Mr. Penumbra’s 24-Hour Bookstore By Robin Sloan (2012)
Review by Elaine Rooker Jack

What it’s about, from the book jacket:  “The Great Recession has shuffled Clay Jannon out of his life as a San Francisco web-design drone, and serendipity, sheer curiosity, and the ability to climb a ladder like a monkey have landed him a new gig working the night shift at Mr. Penumbra’s 24-Hour Bookstore. But after a few days on the job, Clay begins to realize that this store is even more curious than the name suggests.”

“With irresistible brio and dazzling intelligence Robin Sloan has crafted a literary adventure for the 21st century.”

Why I liked it:  It’s a Quest Novel — or maybe beach trash — for bibliophiles. And techies and special effects geeks. And gizmo queens. And anybody who just itched to get into that warehouse at the end of Raiders. If you liked Da Vinci Code but could have done without the meanness, try this book. (Of course there is one guy who’s domineering and grumpy. But he doesn’t kill anybody.) It’s “at the intersection of books and technology.” You can tell me it’s possible to make a digital book scanner out of a pizza box and I’ll believe you. Because I want to.

Quote(s) from the book:
“I’m not sure if I want to be completely honest about the deep strangeness of this place. ‘Hello. Nice to meet you. I sell unreadable books to weird old people. Wanna get dinner?’” 

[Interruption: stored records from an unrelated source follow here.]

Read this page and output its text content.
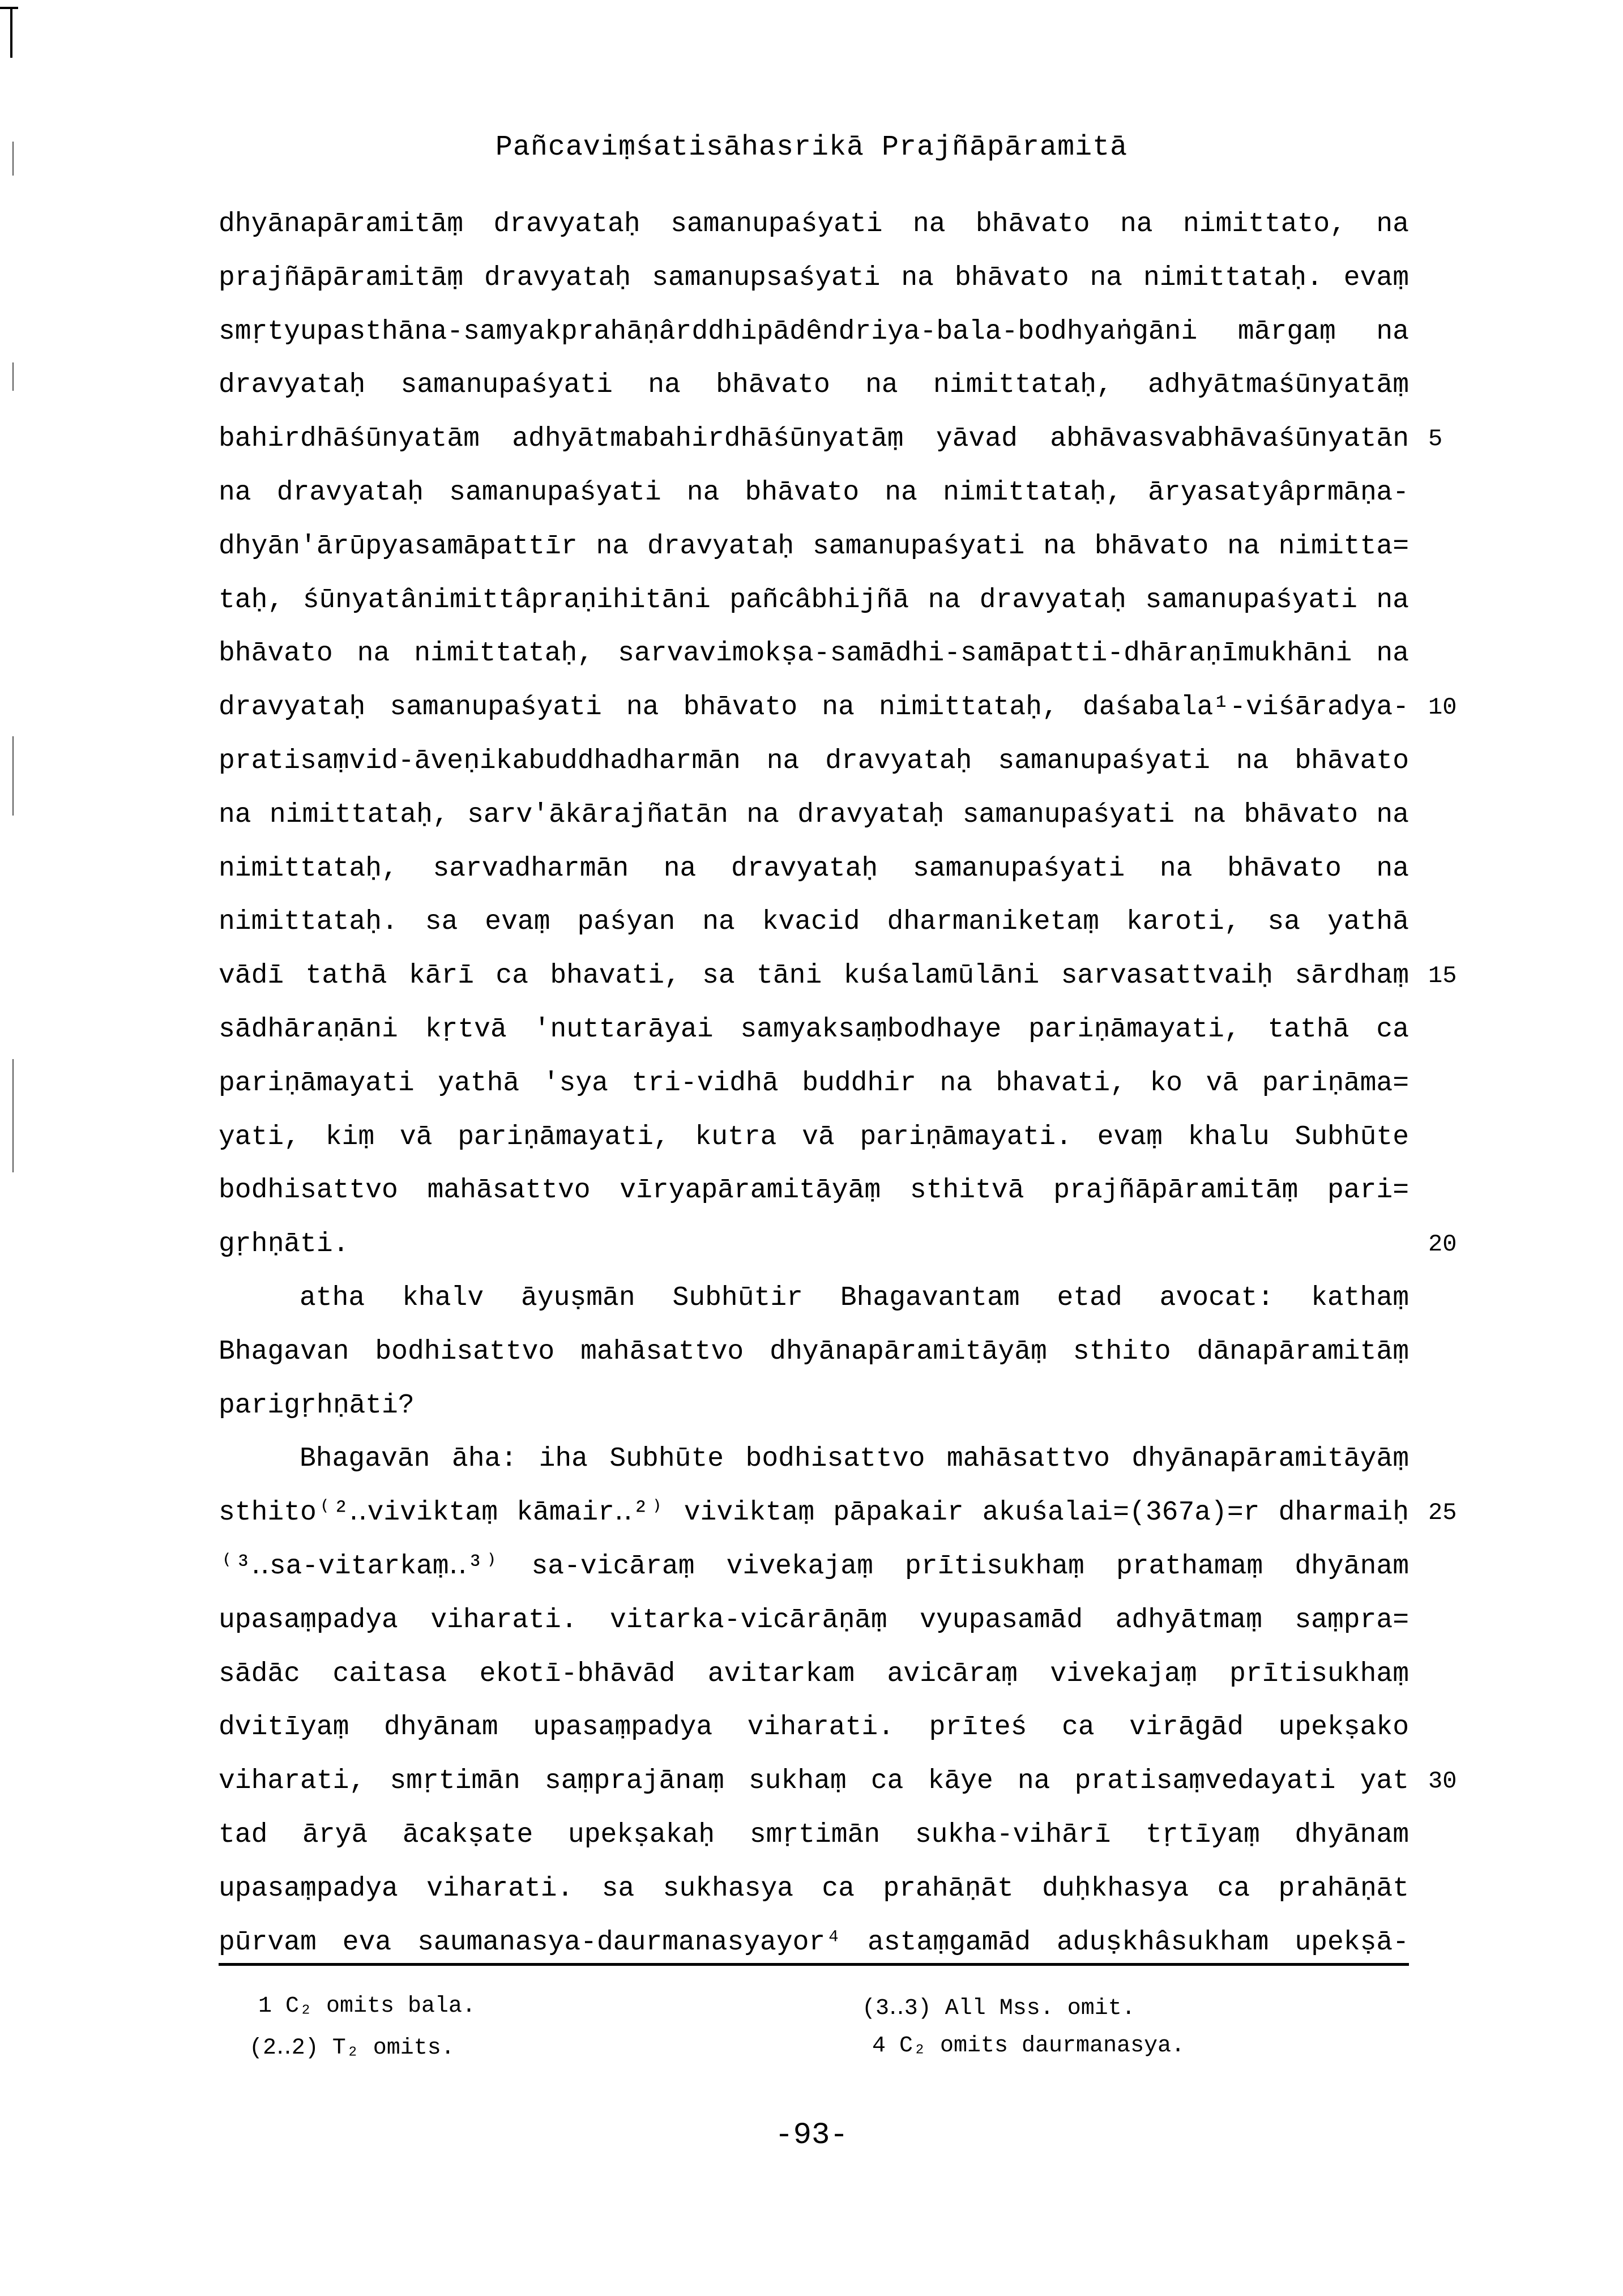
Pañcaviṃśatisāhasrikā Prajñāpāramitā
dhyānapāramitāṃ dravyataḥ samanupaśyati na bhāvato na nimittato, na
prajñāpāramitāṃ dravyataḥ samanupsaśyati na bhāvato na nimittataḥ. evaṃ
smṛtyupasthāna-samyakprahāṇârddhipādêndriya-bala-bodhyaṅgāni mārgaṃ na
dravyataḥ samanupaśyati na bhāvato na nimittataḥ, adhyātmaśūnyatāṃ
bahirdhāśūnyatām adhyātmabahirdhāśūnyatāṃ yāvad abhāvasvabhāvaśūnyatān 5
na dravyataḥ samanupaśyati na bhāvato na nimittataḥ, āryasatyâprmāṇa-
dhyān'ārūpyasamāpattīr na dravyataḥ samanupaśyati na bhāvato na nimitta=
taḥ, śūnyatânimittâpraṇihitāni pañcâbhijñā na dravyataḥ samanupaśyati na
bhāvato na nimittataḥ, sarvavimokṣa-samādhi-samāpatti-dhāraṇīmukhāni na
dravyataḥ samanupaśyati na bhāvato na nimittataḥ, daśabala¹-viśāradya- 10
pratisaṃvid-āveṇikabuddhadharmān na dravyataḥ samanupaśyati na bhāvato
na nimittataḥ, sarv'ākārajñatān na dravyataḥ samanupaśyati na bhāvato na
nimittataḥ, sarvadharmān na dravyataḥ samanupaśyati na bhāvato na
nimittataḥ. sa evaṃ paśyan na kvacid dharmaniketaṃ karoti, sa yathā
vādī tathā kārī ca bhavati, sa tāni kuśalamūlāni sarvasattvaiḥ sārdhaṃ 15
sādhāraṇāni kṛtvā 'nuttarāyai samyaksaṃbodhaye pariṇāmayati, tathā ca
pariṇāmayati yathā 'sya tri-vidhā buddhir na bhavati, ko vā pariṇāma=
yati, kiṃ vā pariṇāmayati, kutra vā pariṇāmayati. evaṃ khalu Subhūte
bodhisattvo mahāsattvo vīryapāramitāyāṃ sthitvā prajñāpāramitāṃ pari=
gṛhṇāti.	20
atha khalv āyuṣmān Subhūtir Bhagavantam etad avocat: kathaṃ
Bhagavan bodhisattvo mahāsattvo dhyānapāramitāyāṃ sthito dānapāramitāṃ
parigṛhṇāti?
Bhagavān āha: iha Subhūte bodhisattvo mahāsattvo dhyānapāramitāyāṃ
sthito⁽²‥viviktaṃ kāmair‥²⁾ viviktaṃ pāpakair akuśalai=(367a)=r dharmaiḥ 25
⁽³‥sa-vitarkaṃ‥³⁾ sa-vicāraṃ vivekajaṃ prītisukhaṃ prathamaṃ dhyānam
upasaṃpadya viharati. vitarka-vicārāṇāṃ vyupasamād adhyātmaṃ saṃpra=
sādāc caitasa ekotī-bhāvād avitarkam avicāraṃ vivekajaṃ prītisukhaṃ
dvitīyaṃ dhyānam upasaṃpadya viharati. prīteś ca virāgād upekṣako
viharati, smṛtimān saṃprajānaṃ sukhaṃ ca kāye na pratisaṃvedayati yat 30
tad āryā ācakṣate upekṣakaḥ smṛtimān sukha-vihārī tṛtīyaṃ dhyānam
upasaṃpadya viharati. sa sukhasya ca prahāṇāt duḥkhasya ca prahāṇāt
pūrvam eva saumanasya-daurmanasyayor⁴ astaṃgamād aduṣkhâsukham upekṣā-
1 C₂ omits bala.
(2‥2) T₂ omits.
(3‥3) All Mss. omit.
4 C₂ omits daurmanasya.
-93-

“A messiah, a first disciple, and a rapture. Check, check, double-check. Penumbra is, right now, teetering right on the boundary between charmingly weird old guy and disturbingly weird old guy.” 

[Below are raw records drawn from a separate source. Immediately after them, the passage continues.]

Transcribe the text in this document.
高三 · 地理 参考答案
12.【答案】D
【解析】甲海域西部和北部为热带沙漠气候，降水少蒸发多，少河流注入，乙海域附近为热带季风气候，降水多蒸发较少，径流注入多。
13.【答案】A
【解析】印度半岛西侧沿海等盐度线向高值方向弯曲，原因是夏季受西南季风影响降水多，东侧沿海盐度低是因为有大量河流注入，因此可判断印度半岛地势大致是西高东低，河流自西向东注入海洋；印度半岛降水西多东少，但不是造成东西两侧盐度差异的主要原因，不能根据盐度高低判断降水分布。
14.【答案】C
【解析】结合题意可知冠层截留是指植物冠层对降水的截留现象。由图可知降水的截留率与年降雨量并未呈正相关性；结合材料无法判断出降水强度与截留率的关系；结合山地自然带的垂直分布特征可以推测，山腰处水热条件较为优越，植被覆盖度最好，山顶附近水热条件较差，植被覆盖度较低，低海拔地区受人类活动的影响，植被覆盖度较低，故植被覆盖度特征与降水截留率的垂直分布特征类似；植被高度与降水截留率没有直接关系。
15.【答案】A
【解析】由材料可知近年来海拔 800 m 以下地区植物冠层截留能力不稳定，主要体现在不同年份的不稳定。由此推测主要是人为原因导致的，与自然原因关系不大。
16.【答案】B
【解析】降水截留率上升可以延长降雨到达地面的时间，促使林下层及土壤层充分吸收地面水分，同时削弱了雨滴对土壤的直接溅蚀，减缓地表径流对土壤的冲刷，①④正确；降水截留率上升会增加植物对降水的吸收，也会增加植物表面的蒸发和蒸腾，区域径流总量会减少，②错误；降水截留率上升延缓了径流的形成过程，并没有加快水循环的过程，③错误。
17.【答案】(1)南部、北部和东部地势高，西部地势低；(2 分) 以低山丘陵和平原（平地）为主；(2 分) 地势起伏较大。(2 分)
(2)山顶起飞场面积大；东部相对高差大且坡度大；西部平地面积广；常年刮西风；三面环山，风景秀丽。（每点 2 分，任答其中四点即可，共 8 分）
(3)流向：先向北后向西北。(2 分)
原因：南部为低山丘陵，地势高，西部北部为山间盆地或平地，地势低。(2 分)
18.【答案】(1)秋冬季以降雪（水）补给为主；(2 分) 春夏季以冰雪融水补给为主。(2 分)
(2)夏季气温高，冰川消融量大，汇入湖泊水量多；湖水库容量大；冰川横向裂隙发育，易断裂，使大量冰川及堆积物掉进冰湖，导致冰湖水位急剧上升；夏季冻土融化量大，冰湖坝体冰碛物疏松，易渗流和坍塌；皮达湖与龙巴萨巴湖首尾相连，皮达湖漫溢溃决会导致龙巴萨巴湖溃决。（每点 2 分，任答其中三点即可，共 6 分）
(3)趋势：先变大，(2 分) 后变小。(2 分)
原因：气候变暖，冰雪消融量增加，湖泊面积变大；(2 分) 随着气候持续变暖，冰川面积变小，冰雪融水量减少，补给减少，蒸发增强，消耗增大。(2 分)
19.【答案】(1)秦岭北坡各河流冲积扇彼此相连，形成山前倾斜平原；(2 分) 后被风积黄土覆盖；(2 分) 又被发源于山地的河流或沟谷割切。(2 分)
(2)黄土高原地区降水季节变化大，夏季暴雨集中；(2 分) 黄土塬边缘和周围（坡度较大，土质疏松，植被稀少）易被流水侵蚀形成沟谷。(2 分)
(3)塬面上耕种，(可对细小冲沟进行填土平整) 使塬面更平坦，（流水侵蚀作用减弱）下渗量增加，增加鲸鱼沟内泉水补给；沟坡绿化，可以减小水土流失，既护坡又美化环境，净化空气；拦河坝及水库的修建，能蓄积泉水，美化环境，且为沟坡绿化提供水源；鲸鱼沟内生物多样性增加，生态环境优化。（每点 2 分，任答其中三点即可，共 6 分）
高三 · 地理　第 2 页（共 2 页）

“Why does the typical adventuring group consist of a wizard, a warrior, and a rogue, anyway? It should really be a wizard, a warrior and a rich guy. Otherwise, who’s going to pay for the swords and spells and hotel rooms?” 

“I don’t believe the immortality part but I do know the feeling that Penumbra is talking about.  Walking in the stacks in a library, dragging your fingers across the spines, it’s hard not to feel the presence of sleeping spirits. That’s just a feeling, not a fact. But remember: I repeat. People believe weirder things than this.” 

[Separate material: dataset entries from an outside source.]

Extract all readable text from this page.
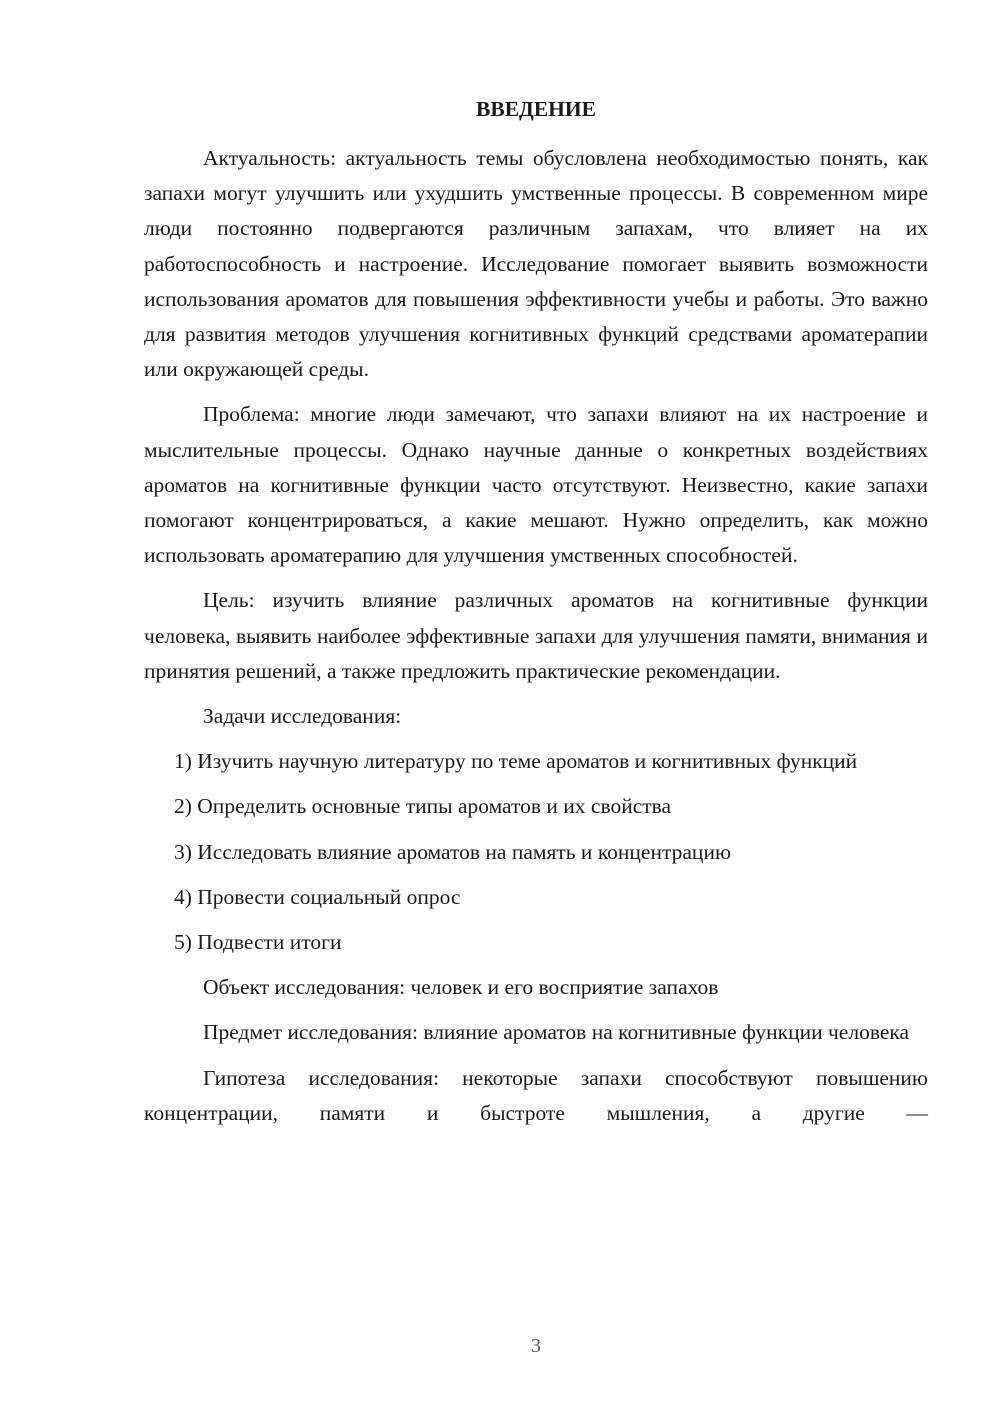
ВВЕДЕНИЕ

Актуальность: актуальность темы обусловлена необходимостью понять, как запахи могут улучшить или ухудшить умственные процессы. В современном мире люди постоянно подвергаются различным запахам, что влияет на их работоспособность и настроение. Исследование помогает выявить возможности использования ароматов для повышения эффективности учебы и работы. Это важно для развития методов улучшения когнитивных функций средствами ароматерапии или окружающей среды.

Проблема: многие люди замечают, что запахи влияют на их настроение и мыслительные процессы. Однако научные данные о конкретных воздействиях ароматов на когнитивные функции часто отсутствуют. Неизвестно, какие запахи помогают концентрироваться, а какие мешают. Нужно определить, как можно использовать ароматерапию для улучшения умственных способностей.

Цель: изучить влияние различных ароматов на когнитивные функции человека, выявить наиболее эффективные запахи для улучшения памяти, внимания и принятия решений, а также предложить практические рекомендации.

Задачи исследования:

1) Изучить научную литературу по теме ароматов и когнитивных функций

2) Определить основные типы ароматов и их свойства

3) Исследовать влияние ароматов на память и концентрацию

4) Провести социальный опрос

5) Подвести итоги

Объект исследования: человек и его восприятие запахов

Предмет исследования: влияние ароматов на когнитивные функции человека

Гипотеза исследования: некоторые запахи способствуют повышению концентрации, памяти и быстроте мышления, а другие —

3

“Kat gushes about Google’s projects, all revealed to her now. They are making a 3D web browser.  They are making a car that drives itself . . . They are building a time machine. They are developing a renewable energy that runs on hubris.” 

“I’ve never listened to an audio book before and I have to say it’s a totally different experience.  When you read a book, the story definitely happens in your head. When you listen it seems to happen in a little cloud all around it, like a fuzzy knit cap pulled down over your eyes.” 

“After that the book will fade, the way all books fade in your mind. But I hope you will remember this: a man walking fast down a dark, lonely street, quick-steps and hard-breathing, all wonder and need. A bell above a door and the tinkle it makes. A clerk and a ladder and warm golden light. And then, the right book exactly, at exactly the right time.” 

Other books I recommend:
Tender at the Bone by Ruth Reichl – Reading Reichl on food is almost as good as eating. Also try her “Garlic and Sapphires.”

Books I admired but did not finish:
Musicophilia by Sacks – Very readable scholarly work for a popular audience. Lots about music and the way it works in and on the brain.

The Pattern in the Carpet by Drabble — A cross between a memoir and the history of jigsaw puzzles.

Books I flung in the first chapter:
Galore by Crummey — A review promised me that the author would take me on a “convoluted journey over the course of more than 100 years as he introduces a cast of quirky characters in a small fishing village in Newfoundland.” Alas, I didn’t find the characters interesting, let alone quirky.